Which shoe do you put on first?  Which foot/leg is dominant in walking?


      You can start to exercise some of the Feldenkrais principles before you purchase a CD or find a teacher simply by observing your habits and slowly (and patiently) starting to change them.  You can do this for everyday actions.  Find a habit that you have in everyday life.  Which tooth do you first start brushing?  When you get dressed, which leg do you first put in your pants?   How do you habitually cross your fingers?  Is the right or the left thumb on top?  How do you cross your legs when you sit cross-legged on the floor?  Is there a specific way that you open your instrument case and take out your instrument?  What is the first thing you do when you sit down to play?  Think of any habit that you have. First see if you can observe it in the context in which it occurs.  Next, see if you can stop yourself before you perform the habit and try doing it in a different way.  

      Try doing this for your playing.  Are there certain physical habits that you have when you play that are independent of your playing?  Perhaps you raise your eyebrows or close your eyes when you are doing something that is difficult.  Perhaps your foot tenses in certain places, or you move your body in a certain pattern.  Go slowly.  Before you perform the habit, stop yourself and try something new in its place.  Have a friend watch you as an outside observer.  As you practice non-habitual behavior in place of the habits you have identified, see if other habits become more noticeable to you and easier to change.

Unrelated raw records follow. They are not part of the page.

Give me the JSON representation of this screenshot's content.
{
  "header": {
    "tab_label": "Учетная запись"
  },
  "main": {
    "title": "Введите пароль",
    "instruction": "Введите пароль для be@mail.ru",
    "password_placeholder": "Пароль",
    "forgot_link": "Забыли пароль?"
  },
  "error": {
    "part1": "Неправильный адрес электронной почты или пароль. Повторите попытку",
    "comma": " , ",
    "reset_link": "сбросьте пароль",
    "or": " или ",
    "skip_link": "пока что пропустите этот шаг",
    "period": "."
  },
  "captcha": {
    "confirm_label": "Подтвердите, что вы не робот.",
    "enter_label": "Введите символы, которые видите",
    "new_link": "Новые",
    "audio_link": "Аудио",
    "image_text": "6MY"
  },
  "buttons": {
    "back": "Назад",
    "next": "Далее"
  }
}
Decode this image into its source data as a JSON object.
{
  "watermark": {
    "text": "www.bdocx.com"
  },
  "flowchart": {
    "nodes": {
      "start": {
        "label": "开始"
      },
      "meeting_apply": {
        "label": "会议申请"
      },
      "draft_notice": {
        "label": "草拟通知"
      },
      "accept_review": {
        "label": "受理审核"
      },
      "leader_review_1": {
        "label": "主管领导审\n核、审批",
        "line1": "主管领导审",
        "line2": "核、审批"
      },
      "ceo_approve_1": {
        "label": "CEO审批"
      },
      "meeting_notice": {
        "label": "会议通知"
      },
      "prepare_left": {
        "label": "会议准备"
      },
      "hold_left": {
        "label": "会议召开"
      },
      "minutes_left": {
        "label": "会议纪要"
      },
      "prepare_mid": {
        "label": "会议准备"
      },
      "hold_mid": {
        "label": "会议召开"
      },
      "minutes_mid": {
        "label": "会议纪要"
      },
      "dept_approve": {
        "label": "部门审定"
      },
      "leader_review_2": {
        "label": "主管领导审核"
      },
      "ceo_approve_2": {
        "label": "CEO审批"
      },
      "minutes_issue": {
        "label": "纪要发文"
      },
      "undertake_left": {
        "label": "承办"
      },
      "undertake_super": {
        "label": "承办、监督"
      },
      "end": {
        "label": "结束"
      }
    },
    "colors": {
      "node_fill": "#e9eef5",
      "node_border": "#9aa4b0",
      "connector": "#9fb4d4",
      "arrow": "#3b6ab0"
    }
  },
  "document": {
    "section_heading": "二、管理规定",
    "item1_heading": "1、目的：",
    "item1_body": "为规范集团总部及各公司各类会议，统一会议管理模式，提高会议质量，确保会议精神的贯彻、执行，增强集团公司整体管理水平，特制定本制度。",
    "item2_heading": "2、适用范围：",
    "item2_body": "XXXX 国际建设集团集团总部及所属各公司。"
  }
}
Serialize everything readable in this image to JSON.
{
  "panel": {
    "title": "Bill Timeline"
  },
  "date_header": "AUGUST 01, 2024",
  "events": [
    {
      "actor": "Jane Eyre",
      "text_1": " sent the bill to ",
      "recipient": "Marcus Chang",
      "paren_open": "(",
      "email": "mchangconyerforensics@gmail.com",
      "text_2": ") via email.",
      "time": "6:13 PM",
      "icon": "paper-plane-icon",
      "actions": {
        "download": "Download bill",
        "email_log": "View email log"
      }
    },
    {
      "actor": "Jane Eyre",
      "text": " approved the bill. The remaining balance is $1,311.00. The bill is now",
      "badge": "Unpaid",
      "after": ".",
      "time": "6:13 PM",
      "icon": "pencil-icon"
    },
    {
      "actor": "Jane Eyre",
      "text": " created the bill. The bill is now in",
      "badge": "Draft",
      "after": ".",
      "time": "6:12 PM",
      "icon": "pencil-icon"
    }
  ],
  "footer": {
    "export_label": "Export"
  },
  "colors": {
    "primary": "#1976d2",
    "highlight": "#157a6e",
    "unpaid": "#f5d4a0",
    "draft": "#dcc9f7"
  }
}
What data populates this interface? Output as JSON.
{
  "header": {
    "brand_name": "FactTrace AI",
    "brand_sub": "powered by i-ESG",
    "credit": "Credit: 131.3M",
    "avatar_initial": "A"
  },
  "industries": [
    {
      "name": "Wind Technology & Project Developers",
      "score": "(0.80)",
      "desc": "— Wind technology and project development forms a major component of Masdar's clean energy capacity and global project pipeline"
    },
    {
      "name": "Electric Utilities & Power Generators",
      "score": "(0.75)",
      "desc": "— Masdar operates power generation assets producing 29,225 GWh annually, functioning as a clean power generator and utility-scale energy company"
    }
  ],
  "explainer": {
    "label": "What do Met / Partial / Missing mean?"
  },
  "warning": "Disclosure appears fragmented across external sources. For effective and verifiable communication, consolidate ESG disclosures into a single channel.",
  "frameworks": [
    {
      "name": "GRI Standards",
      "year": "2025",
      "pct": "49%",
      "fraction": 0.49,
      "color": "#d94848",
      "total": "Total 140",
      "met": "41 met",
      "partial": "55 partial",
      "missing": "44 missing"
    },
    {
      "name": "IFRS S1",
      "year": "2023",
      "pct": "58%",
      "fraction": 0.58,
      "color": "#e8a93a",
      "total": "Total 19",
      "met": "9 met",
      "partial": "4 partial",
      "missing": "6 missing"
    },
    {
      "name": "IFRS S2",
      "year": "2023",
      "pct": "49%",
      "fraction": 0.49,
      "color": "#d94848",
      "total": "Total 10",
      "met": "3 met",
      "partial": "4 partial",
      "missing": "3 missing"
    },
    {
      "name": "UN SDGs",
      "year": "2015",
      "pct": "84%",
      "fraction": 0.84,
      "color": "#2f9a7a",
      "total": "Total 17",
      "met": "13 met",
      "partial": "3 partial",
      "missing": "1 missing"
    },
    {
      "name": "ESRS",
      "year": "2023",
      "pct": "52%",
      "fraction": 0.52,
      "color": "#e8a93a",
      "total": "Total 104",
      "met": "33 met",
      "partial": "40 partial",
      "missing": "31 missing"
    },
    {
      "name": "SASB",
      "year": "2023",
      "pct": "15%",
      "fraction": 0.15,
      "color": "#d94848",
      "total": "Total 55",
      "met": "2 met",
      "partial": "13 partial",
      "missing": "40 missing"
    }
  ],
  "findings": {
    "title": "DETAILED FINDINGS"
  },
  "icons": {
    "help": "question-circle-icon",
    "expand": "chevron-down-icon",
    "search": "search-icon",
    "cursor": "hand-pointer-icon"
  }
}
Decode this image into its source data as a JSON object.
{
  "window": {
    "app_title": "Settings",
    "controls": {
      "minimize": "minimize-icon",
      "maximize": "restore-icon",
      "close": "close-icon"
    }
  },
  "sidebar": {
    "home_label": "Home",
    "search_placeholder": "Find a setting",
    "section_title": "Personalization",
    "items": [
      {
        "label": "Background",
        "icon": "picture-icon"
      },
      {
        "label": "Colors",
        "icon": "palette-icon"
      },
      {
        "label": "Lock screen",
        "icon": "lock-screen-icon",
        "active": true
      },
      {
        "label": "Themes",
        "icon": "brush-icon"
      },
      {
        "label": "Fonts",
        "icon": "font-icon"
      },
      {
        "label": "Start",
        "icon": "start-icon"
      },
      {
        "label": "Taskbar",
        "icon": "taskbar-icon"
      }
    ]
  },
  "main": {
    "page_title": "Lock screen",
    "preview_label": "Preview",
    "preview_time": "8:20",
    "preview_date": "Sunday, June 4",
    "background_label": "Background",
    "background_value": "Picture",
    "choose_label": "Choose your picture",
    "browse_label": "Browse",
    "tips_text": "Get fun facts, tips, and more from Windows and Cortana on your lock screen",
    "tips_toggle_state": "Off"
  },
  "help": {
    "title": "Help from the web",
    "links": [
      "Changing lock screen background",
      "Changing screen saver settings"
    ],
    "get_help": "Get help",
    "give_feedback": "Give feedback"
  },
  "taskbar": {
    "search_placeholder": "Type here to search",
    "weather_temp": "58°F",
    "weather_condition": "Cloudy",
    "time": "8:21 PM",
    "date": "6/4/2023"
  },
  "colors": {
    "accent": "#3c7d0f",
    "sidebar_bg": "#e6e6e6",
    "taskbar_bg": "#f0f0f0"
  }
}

      You can also ask yourself questions about your body posture and usage.  How does the position of your hips effect your neck and shoulders?  If you put your weight on the front part of the pelvis while you are sitting on a chair, what does this do to the spine?  How does this change if you move your weight to the back part of the pelvis?  How is the body affected if you put the majority of your weight on one sitz bone or the other?

      You can try these things with or without your instrument and can try them in different patterns or in isolation.  Be curious, inventive, and playful in your exploration.  Play lying down, or standing on one foot, or looking at the ceiling, and see how this changes things.  Even if you don’t know what changes or how it is different, don’t be afraid to keep looking and asking.  It’s not the answer, but what we learn in the search and the process.

      We will always come up against the limitations of our own self-knowledge.  There is no end to it.  But we can become more and more comfortable with ourselves the more we seek and explore, and this can bring us closer and closer to the full self-expression that we desire.  It is a process to be enjoyed.